Please read the information provided and have all your employees read the handouts to make sure they understand that if they are sick, they should not be working in the kitchen. Please contact me if you have any questions. Thank you.
NOTES:
Dishmachine: AutoChlor, A4 50 ppm

  • Critical: Responsibility of PIC to Require Food Employees to Report GI Symptoms or Cuts, Disease, Medical Condition or Exposure to PIC (repeated violation)
    Observation: Upon discussion with the person-in-charge, one or more of the elements of an effective employee health policy is either missing or incomplete. A complete employee health policy is required to be in place at the food establishment. At the time of this inspection, the Health Department provided and reviewed handouts and resource information in a red folder labeled "Employee Health Policy.
    Correction: A complete employee health policy must have the following elements:
    1) Employee training on foodborne illness, particularly symptoms of illness and prevention of the Big Five illnesses (see "What is Foodborne Illness" handout)
  • Critical: Hot Holding of Potentially Hazardous Food at 135°F or above (corrected on site)
    Observation: The following food item(s) were found hot holding at improper temperatures using a calibrated food temperature measuring device: rice at rice cooker in kitchen, for fried rice, 92F.
    Correction: Potentially hazardous foods (time/temperature control for safety food) shall be hot held at a temperature of 135°F or above. Discarded. Have the rice cooker repaired or discontinue using it.
  • Critical: Cold Holding of Raw Shell Eggs at Ambient Temperature of 45°F or less (corrected on site)
    Observation: Observed raw shell eggs stored at room temperature, at bowls near wok/stove. Eggs being kept out in large quantities.
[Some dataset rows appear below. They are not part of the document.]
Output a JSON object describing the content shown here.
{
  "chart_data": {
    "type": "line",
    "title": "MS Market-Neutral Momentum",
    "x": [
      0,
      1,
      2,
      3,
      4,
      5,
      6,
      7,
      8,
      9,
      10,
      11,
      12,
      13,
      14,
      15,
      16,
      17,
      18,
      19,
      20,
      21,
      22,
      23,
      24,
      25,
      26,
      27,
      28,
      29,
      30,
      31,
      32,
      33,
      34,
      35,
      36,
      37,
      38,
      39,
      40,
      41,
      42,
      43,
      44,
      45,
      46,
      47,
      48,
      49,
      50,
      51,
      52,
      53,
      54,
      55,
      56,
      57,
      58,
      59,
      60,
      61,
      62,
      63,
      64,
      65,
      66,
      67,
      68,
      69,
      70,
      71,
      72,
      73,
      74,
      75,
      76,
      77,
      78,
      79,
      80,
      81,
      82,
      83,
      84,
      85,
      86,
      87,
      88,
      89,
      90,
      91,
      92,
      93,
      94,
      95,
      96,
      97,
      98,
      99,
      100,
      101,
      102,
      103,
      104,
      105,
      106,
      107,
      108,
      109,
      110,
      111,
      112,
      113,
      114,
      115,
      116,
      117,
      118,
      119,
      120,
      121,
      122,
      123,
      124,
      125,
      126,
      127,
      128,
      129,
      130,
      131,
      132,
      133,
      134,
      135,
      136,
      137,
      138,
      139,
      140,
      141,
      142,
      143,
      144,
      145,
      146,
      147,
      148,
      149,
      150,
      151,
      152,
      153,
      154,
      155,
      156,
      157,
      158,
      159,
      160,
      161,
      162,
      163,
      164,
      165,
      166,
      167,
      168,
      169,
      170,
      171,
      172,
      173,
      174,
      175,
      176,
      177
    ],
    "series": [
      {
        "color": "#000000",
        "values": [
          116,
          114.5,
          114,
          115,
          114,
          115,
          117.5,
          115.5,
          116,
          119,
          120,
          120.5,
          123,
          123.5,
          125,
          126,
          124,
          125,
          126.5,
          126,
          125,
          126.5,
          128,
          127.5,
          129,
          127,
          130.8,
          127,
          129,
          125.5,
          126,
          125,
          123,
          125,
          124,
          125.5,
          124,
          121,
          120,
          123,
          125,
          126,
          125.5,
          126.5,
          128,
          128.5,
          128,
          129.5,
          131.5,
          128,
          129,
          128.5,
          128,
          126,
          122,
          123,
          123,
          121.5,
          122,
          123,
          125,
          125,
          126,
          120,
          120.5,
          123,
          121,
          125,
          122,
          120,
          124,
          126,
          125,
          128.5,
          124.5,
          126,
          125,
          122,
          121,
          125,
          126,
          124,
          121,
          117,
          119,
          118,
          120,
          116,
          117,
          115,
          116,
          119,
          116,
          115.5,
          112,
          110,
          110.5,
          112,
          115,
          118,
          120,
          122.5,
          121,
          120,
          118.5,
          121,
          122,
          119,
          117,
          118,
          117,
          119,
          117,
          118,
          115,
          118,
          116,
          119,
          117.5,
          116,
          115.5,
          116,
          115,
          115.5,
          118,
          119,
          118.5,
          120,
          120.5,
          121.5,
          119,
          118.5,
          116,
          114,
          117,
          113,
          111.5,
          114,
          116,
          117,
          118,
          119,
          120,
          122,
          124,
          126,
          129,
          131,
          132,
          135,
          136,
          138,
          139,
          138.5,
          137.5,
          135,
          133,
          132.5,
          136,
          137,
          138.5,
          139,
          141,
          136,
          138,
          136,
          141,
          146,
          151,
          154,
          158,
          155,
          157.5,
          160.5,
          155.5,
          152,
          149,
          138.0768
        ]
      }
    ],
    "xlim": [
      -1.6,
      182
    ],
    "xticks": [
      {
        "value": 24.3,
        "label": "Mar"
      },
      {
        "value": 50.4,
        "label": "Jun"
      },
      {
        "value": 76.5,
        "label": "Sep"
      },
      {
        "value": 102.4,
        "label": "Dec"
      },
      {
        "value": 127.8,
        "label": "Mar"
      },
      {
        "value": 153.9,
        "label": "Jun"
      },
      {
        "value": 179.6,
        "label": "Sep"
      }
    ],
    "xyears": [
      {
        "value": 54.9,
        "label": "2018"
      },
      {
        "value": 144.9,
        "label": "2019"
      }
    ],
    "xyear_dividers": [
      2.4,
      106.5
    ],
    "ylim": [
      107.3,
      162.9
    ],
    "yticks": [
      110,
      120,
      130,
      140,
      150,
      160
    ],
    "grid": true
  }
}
    Correction: Shell eggs that have not been treated to destroy Salmonella shall be stored in refrigerated equipment that maintains an ambient temperature of 45°F or less. If necessary, only keep out a small number of eggs at room temperature during lunch or dinner.
  • Ventilation Hood System / Drip Prevention
    Observation: Grease from the exhaust hood system at the cook line was observed collecting underneath the filters. Hood cleaning is due in March 2013, please contact company to have to clean hood as soon as possible.
    Correction: Exhaust ventilation hood systems in food preparation and warewashing areas including components such as hoods, fans, guards, and ducting shall be designed to prevent grease or condensation from draining or dripping onto food, equipment, utensils, linens, and single service items.
  • Food Temperature Measuring Device Required & Readily Accessible
    Observation: The certified food manager could not provide a food temperature measuring device.
    Correction: A metal-stemmed probe food thermometer shall be provided and readily accessible for use in ensuring attainment and maintenance of food temperatures.